Amy Wray shares how breastmilk is rongoā
Amy explores the connection between Papatūānuku and wāhine who both sustain and nourish mokopuna. She shares that for wāhine, we not only have the mana to nurture mokopuna within us, in te whare tangata, but once baby is born through our wai ū (breastmilk). Amy shares that breastmilk carries our DNA, it carries our whakapapa. Breastmilk is rongoā, which changes as the needs of our babies change. Ko te whenua te wai ū mō ngā uri whakatipu.
Tash Wharerau shares how whānau ora practices can be better realised in the context of breastfeeding
Tash explains that while breastfeeding is a natural process, it does not always come naturally. Tash integrates knowlege from te ao Māori, western research and her own experiences to inform how she works with whānau to support holistic wellbeing. Tash recognises the strength of drawing on atua Māori [Māori deities] within her practice, which reminds whānau of the infinite potential which descends from our ancestors and deities.
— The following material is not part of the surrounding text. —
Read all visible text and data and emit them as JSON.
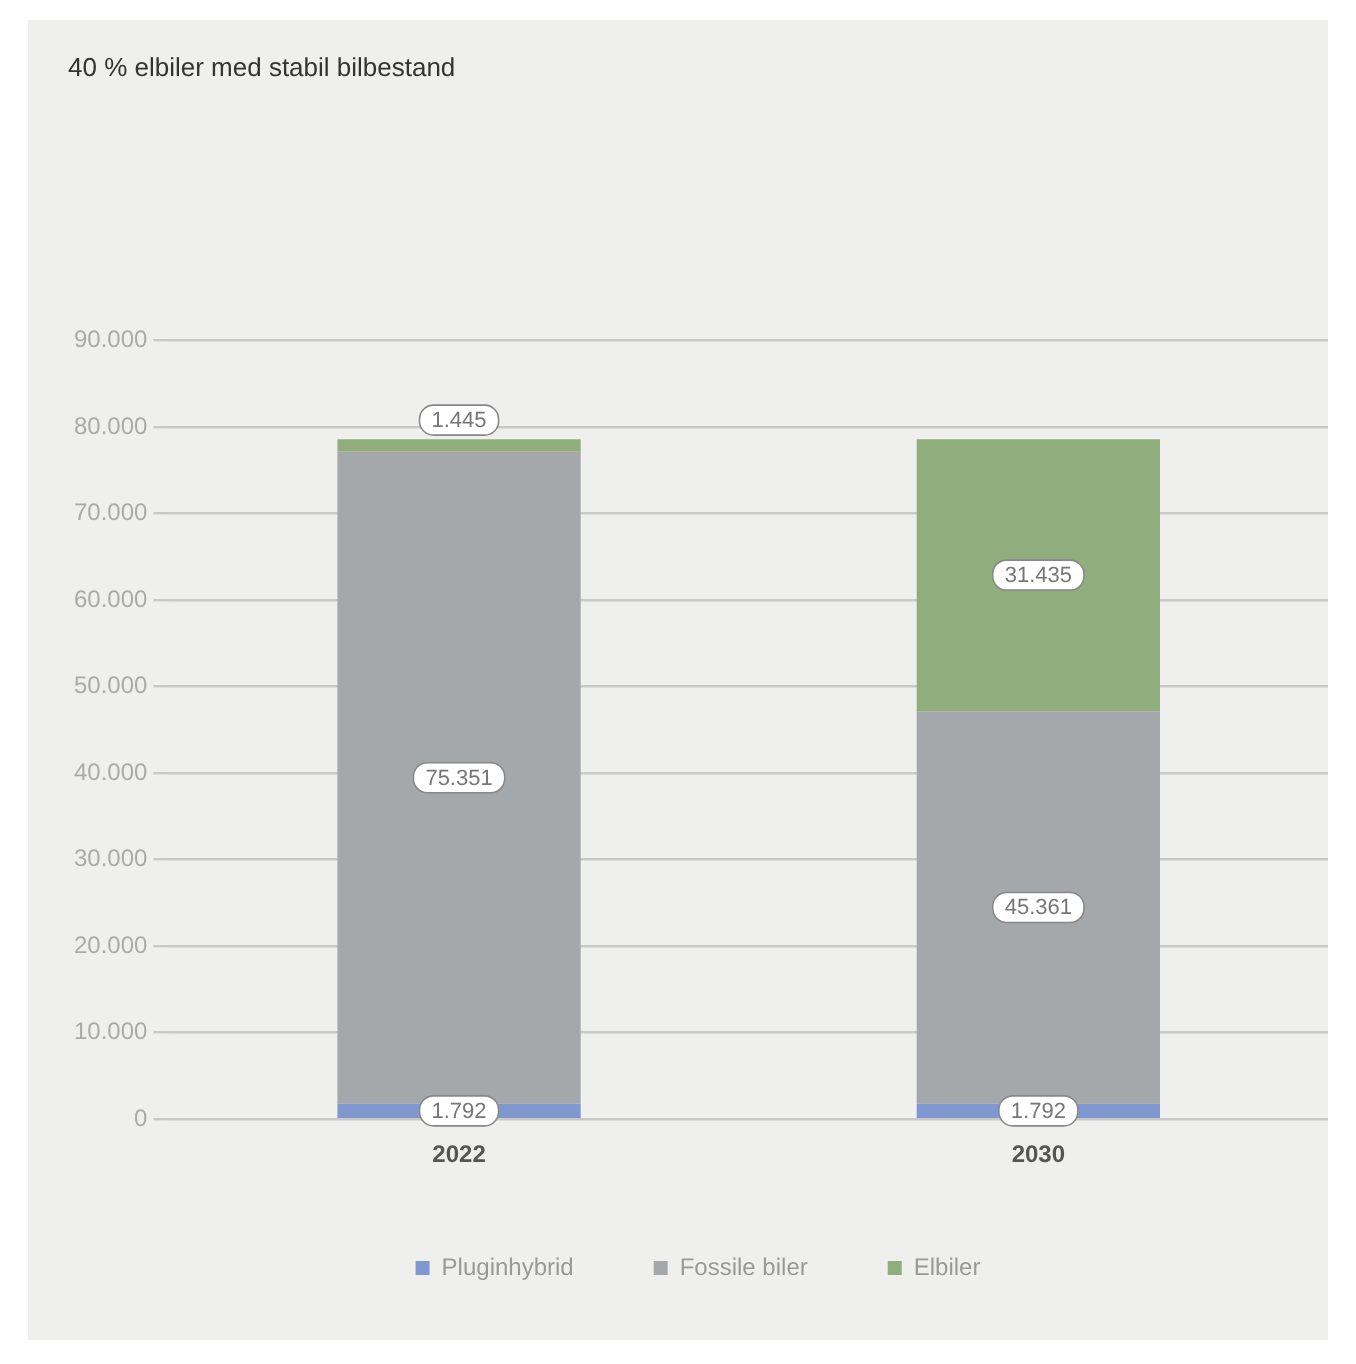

Alys Brown shares how wāhine are the house of people
Alys shares how different whānau members can support breastfeeding and the wellbeing of mokopuna. Alys sees birth and wāhine as a taonga, just as ūkaipō [breastfeeding] is a taonga that has been passed onto us from our tūpuna. Wāhine are the house of the people, just like the marae, it is a house of protection, a house of nurturing. The act of ūkaipō, the act of breastfeeding is an extention of that.
Shontelle Peeti shares her smokefree journey
As our goals are centralised with whānau, it is equally important that we prioritise whānau driven stories. Hāpai Te Hauora are grateful to Shontelle, who shared her smokefree journey for us to learn from. As we collectively pursue smokefree futures, we look to our communities to enable positive change for years to come.